Alors que l'affaire Lyhanna soulève des questions cruciales sur la justice française, les syndicats de magistrats dénoncent une réaction politique qui privilégie la désignation de responsables plutôt que l'analyse des véritables dysfonctionnements du système. Suite à la publication d'un pré-rapport concernant la tragédie entourant la jeune Lyhanna, ils critiquent une mise en cause rapide des acteurs de terrain sans aborder les défis structurels existants.

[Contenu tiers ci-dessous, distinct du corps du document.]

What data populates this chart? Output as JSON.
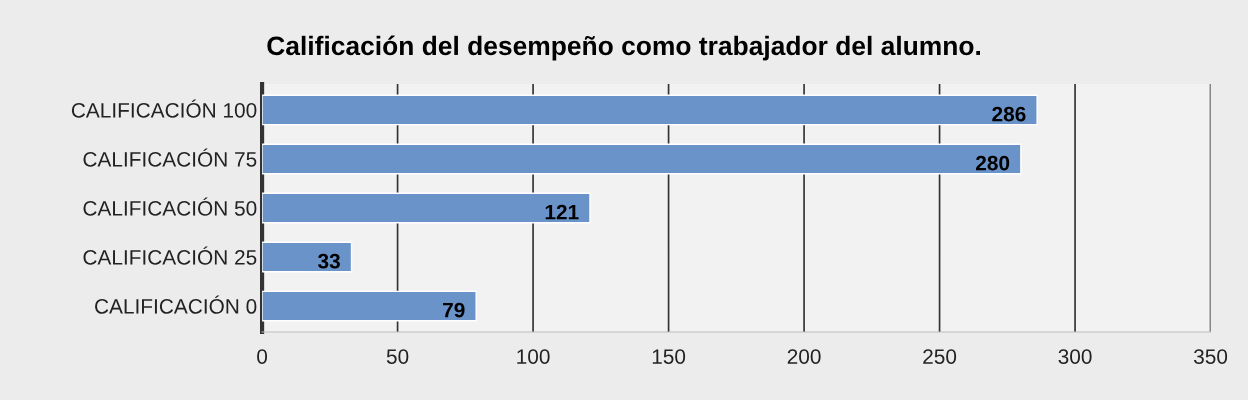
{
  "chart_data": {
    "type": "bar",
    "orientation": "horizontal",
    "title": "Calificación del desempeño como trabajador del alumno.",
    "categories": [
      "CALIFICACIÓN 100",
      "CALIFICACIÓN 75",
      "CALIFICACIÓN 50",
      "CALIFICACIÓN 25",
      "CALIFICACIÓN 0"
    ],
    "values": [
      286,
      280,
      121,
      33,
      79
    ],
    "color": "#6a93c9",
    "xlim": [
      0,
      350
    ],
    "xticks": [
      0,
      50,
      100,
      150,
      200,
      250,
      300,
      350
    ],
    "grid": "x",
    "data_labels": true
  }
}
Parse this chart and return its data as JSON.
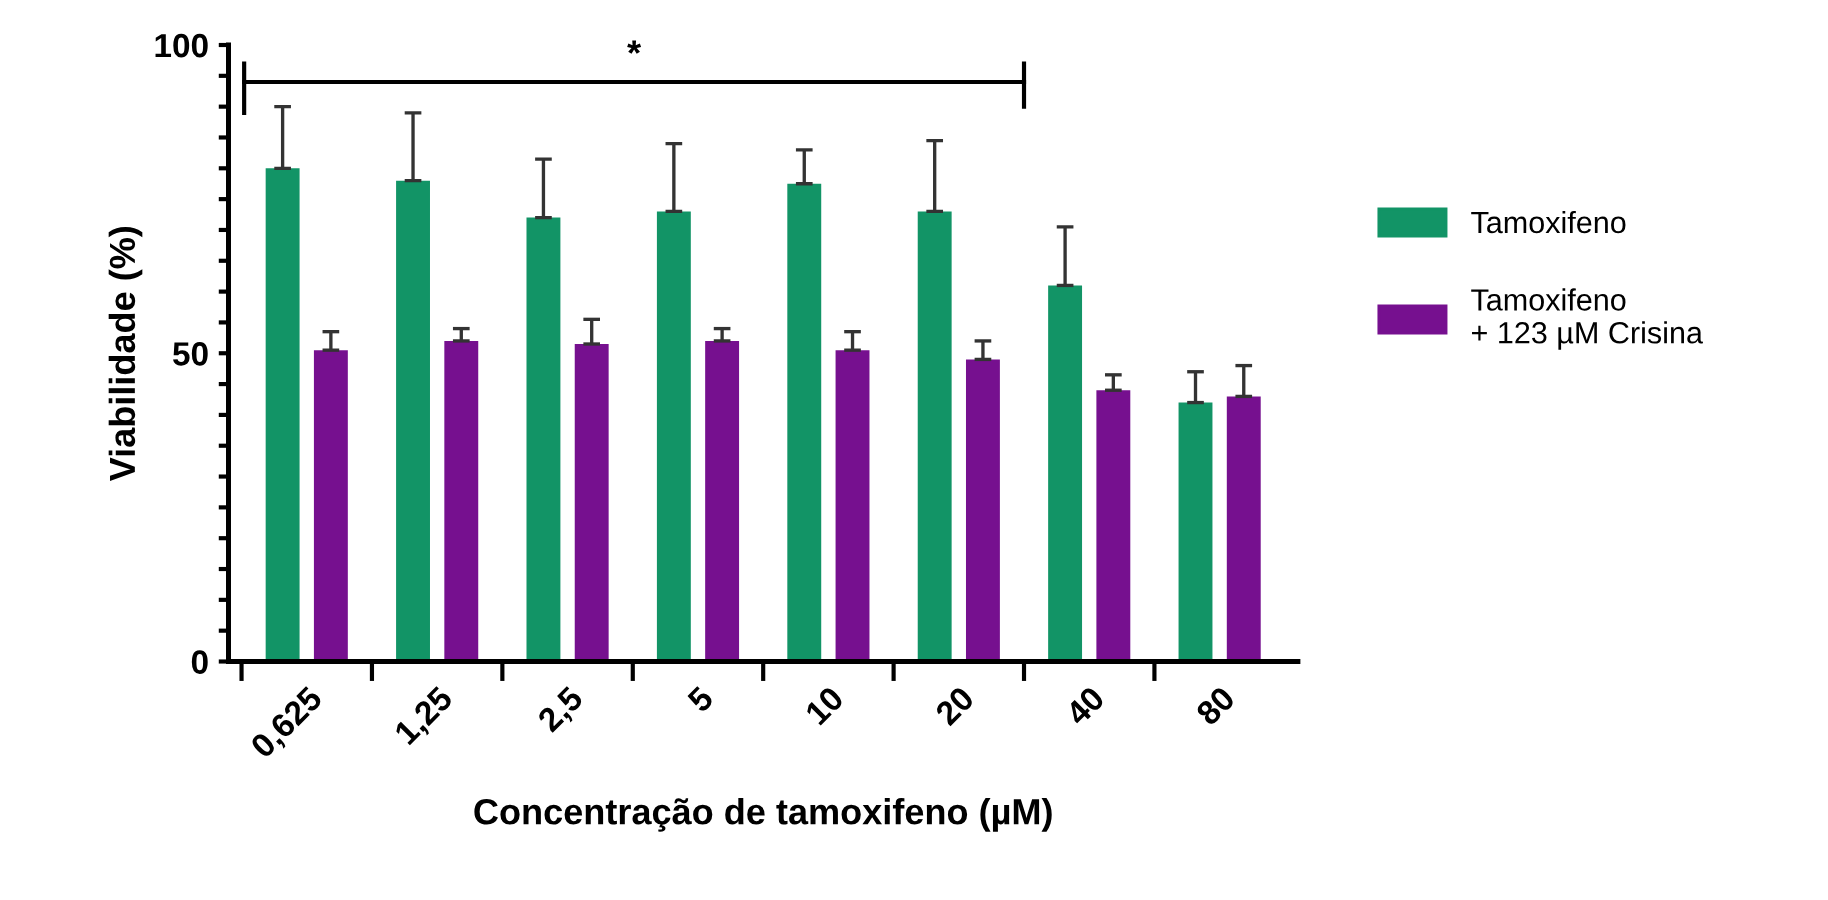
{
  "chart_data": {
    "type": "bar",
    "xlabel": "Concentração de tamoxifeno (µM)",
    "ylabel": "Viabilidade (%)",
    "categories": [
      "0,625",
      "1,25",
      "2,5",
      "5",
      "10",
      "20",
      "40",
      "80"
    ],
    "series": [
      {
        "name": "Tamoxifeno",
        "color": "#129466",
        "values": [
          80,
          78,
          72,
          73,
          77.5,
          73,
          61,
          42
        ],
        "errors": [
          [
            80,
            90
          ],
          [
            78,
            89
          ],
          [
            72,
            81.5
          ],
          [
            73,
            84
          ],
          [
            77.5,
            83
          ],
          [
            73,
            84.5
          ],
          [
            61,
            70.5
          ],
          [
            42,
            47
          ]
        ]
      },
      {
        "name": "Tamoxifeno\n+ 123 µM Crisina",
        "color": "#76108f",
        "values": [
          50.5,
          52,
          51.5,
          52,
          50.5,
          49,
          44,
          43
        ],
        "errors": [
          [
            50.5,
            53.5
          ],
          [
            52,
            54
          ],
          [
            51.5,
            55.5
          ],
          [
            52,
            54
          ],
          [
            50.5,
            53.5
          ],
          [
            49,
            52
          ],
          [
            44,
            46.5
          ],
          [
            43,
            48
          ]
        ]
      }
    ],
    "ylim": [
      0,
      100
    ],
    "yticks": [
      0,
      {
        "value": 5,
        "label": null
      },
      {
        "value": 10,
        "label": null
      },
      {
        "value": 15,
        "label": null
      },
      {
        "value": 20,
        "label": null
      },
      {
        "value": 25,
        "label": null
      },
      {
        "value": 30,
        "label": null
      },
      {
        "value": 35,
        "label": null
      },
      {
        "value": 40,
        "label": null
      },
      {
        "value": 45,
        "label": null
      },
      50,
      {
        "value": 55,
        "label": null
      },
      {
        "value": 60,
        "label": null
      },
      {
        "value": 65,
        "label": null
      },
      {
        "value": 70,
        "label": null
      },
      {
        "value": 75,
        "label": null
      },
      {
        "value": 80,
        "label": null
      },
      {
        "value": 85,
        "label": null
      },
      {
        "value": 90,
        "label": null
      },
      {
        "value": 95,
        "label": null
      },
      100
    ],
    "annotations": [
      "*"
    ],
    "legend": "right",
    "grid": false
  }
}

L'Union syndicale des magistrats (USM) a exprimé son indignation face à ce qu'elle qualifie de « fortes pressions politiques ». Les syndicats évoquent des « déclarations publiques » qui semblent délibérément ignorer les manques en matière de ressources et d'outils nécessaires à un fonctionnement optimal de la justice. Pour rappel, le ministre de la Justice, Gérald Darmanin, a pris des sanctions à la suite de cette affaire, retirant des habilitations à une substitut d'Auch impliquée dans une affaire de viols.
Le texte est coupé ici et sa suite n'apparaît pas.